The Hancock-Henderson Quill, Inc.


Natalie Schmitt–Thinking Out Loud: "Four Little Words"

Want to see the face of fear? Just say these four simple words to someone and watch the struggle race across their face.

The mind immediately processes the words into a defensive survival mode of fight or flight.

These words are more powerful than “do you love me?” in a budding relationship. These four little words are asking for a specific action in which people often feel very uncomfortable.

The uncertainty of the direction these words can lead pushes us to immediately build a defensive wall. What are these powerful words which can cut the legs out from underneath the strongest person? “We need to talk.”

Now just to clarify, mind reading is not an acceptable form of communications! Even though we’ve been married for 30 years, I still can not read what Mark is thinking.

I can guess and be pretty close but I can also be very wrong when I assume to know what is going on in his mind.

Therefore, we need to share our thoughts and feelings in spoken words so no one is making any assumptions. Sometimes that can be very difficult.

We talk with each other every day but are we really communicating?

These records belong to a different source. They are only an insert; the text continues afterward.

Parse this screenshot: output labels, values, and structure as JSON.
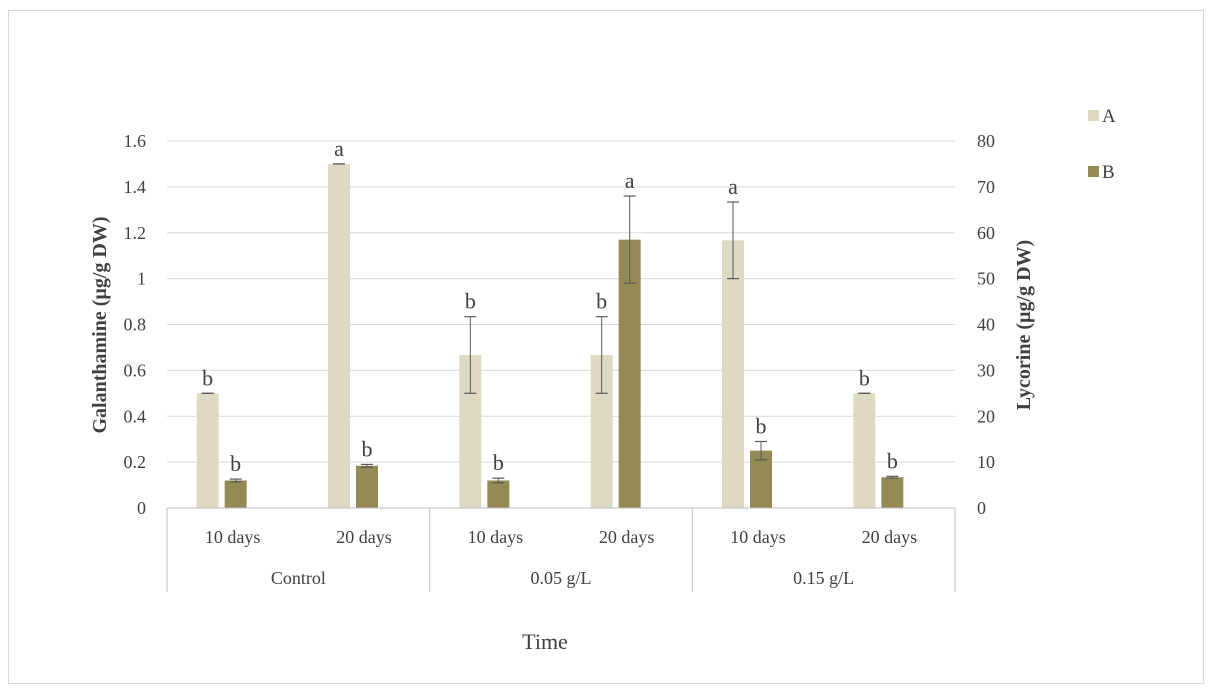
{
  "chart_data": {
    "type": "bar",
    "title": "",
    "xlabel": "Time",
    "ylabel": "Galanthamine (µg/g DW)",
    "y2label": "Lycorine (µg/g DW)",
    "ylim": [
      0,
      1.6
    ],
    "y2lim": [
      0,
      80
    ],
    "yticks": [
      "0",
      "0.2",
      "0.4",
      "0.6",
      "0.8",
      "1",
      "1.2",
      "1.4",
      "1.6"
    ],
    "y2ticks": [
      "0",
      "10",
      "20",
      "30",
      "40",
      "50",
      "60",
      "70",
      "80"
    ],
    "groups": [
      "Control",
      "0.05 g/L",
      "0.15 g/L"
    ],
    "categories": [
      "10 days",
      "20 days",
      "10 days",
      "20 days",
      "10 days",
      "20 days"
    ],
    "grid": true,
    "legend_position": "right",
    "series": [
      {
        "name": "A",
        "axis": "left",
        "color": "#ddd9c3",
        "values": [
          0.5,
          1.5,
          0.667,
          0.667,
          1.167,
          0.5
        ],
        "errors": [
          0.0,
          0.0,
          0.167,
          0.167,
          0.167,
          0.0
        ],
        "labels": [
          "b",
          "a",
          "b",
          "b",
          "a",
          "b"
        ]
      },
      {
        "name": "B",
        "axis": "right",
        "color": "#948a54",
        "values": [
          6.0,
          9.2,
          6.0,
          58.5,
          12.5,
          6.7
        ],
        "errors": [
          0.3,
          0.3,
          0.5,
          9.5,
          2.0,
          0.2
        ],
        "labels": [
          "b",
          "b",
          "b",
          "a",
          "b",
          "b"
        ]
      }
    ]
  }
}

A wise woman once said there are maintenance conversations and then there are real conversations. Maintenance cnversations are the daily discussions about everyday things.

She suggests you ask you husband how his day at work went to build a communication connection. Obviously she isn’t a farm wife working beside her husband ever day.

It is rather difficult to ask how their day at work went because you were right there. You were handing him the tools he needed to fix the busted manure spreader chain. You trudged through snow drifts to find the hole in the fence where the heifers got out.

You helped them deliver a new heifer calf or pull another bull calf. You came in the house together tired and hungry from another day of work.

You know how his day went because you went through it together. Our maintenance conversations are more along the lines of “will you stop and pick up parts on your trip to town?” “The technician is here.

Who needs to be bred?” “Can you call the feed store and order more concentrate?”

I miss our maintenance conversations while I have been cooped up in the house.

It will be another month before the doctor will let me walk back into the barn.

I feel so out of the loop. I wonder how things are going. I see the truck hauling cattle back and forth. I wonder who is getting dried off, who is spring up and who is going to town.

I wonder how the cows are milking and if they’re eating up all their feed. I need to have a maintenance conversation but to Mark there is nothing to talk about.

It is still the same daily routine with very little change. When he comes in the house, he wants to step away from the daily grind of the farm.

He doesn’t want to talk about it. He wants to escape. I have to respect his desire to forget but he also needs to recognize my need to know. We need to communicate.

Beverly Nye wrote in her book “Everyone’s a Homemaker” about her family’s communication model.

She described it as a teapot. “We know that when you place a teapot over heat, the pressure builds and builds.

If the there is no way for the steam to escape, there will be an explosion; but if there is a whistle provided over the spout, then the steam pressure becomes pleasant singing.

Oh, what a listening ear and understanding heart can accomplish.” When they need to release built up pressure, they ask someone to be their whistle.

In order to become a good whistle or release valve, we need to be a good listener.

We need to ask open ended questions, not ones that can be answered with a yes or no. Then we need to listen, truly listen.

We need to give our undivided attention and really care about what is being said. Nothing stops communication colder than a lack of attention.

Don’t get impatient and answer your own questions.

Wait. Relax. Genuinely care about what is being said. Put everything down and watch their face.

I struggle with putting everything aside to “just listen”. I have to remember it isn’t “just listening” but it is demonstrating love and compassion.

My biggest obstacle is finding the right time for these conversations.

We are either too busy or too tired.

I feel that I can’t bring up a heavy conversation at night because Mark needs a good night sleep. I don’t want to trouble his

mind. During the day we are working. I have written a list of topics we need to talk over. Some are short term, maintenance conversations.

Other topics are long term. As I review my list of questions and topics, I start to focus on what the real question is…if you’re not milking cows, then what would you be doing?

He might look at this question differently…if I’m not milking cows, then who am I?”

He is still my husband and a father.

He is honest, trustworthy and ornery.

Who he is doesn’t change with what he does but it does lead to a difficult conversation.

We need to keep talking, about the everyday maintenance conversations and truly deep conversations.

As today’s economic pressures mount, we can’t be afraid to hear or to say these four powerful words. “We need to talk.”

Let them become your release valve as you become each other’s tea pot whistle.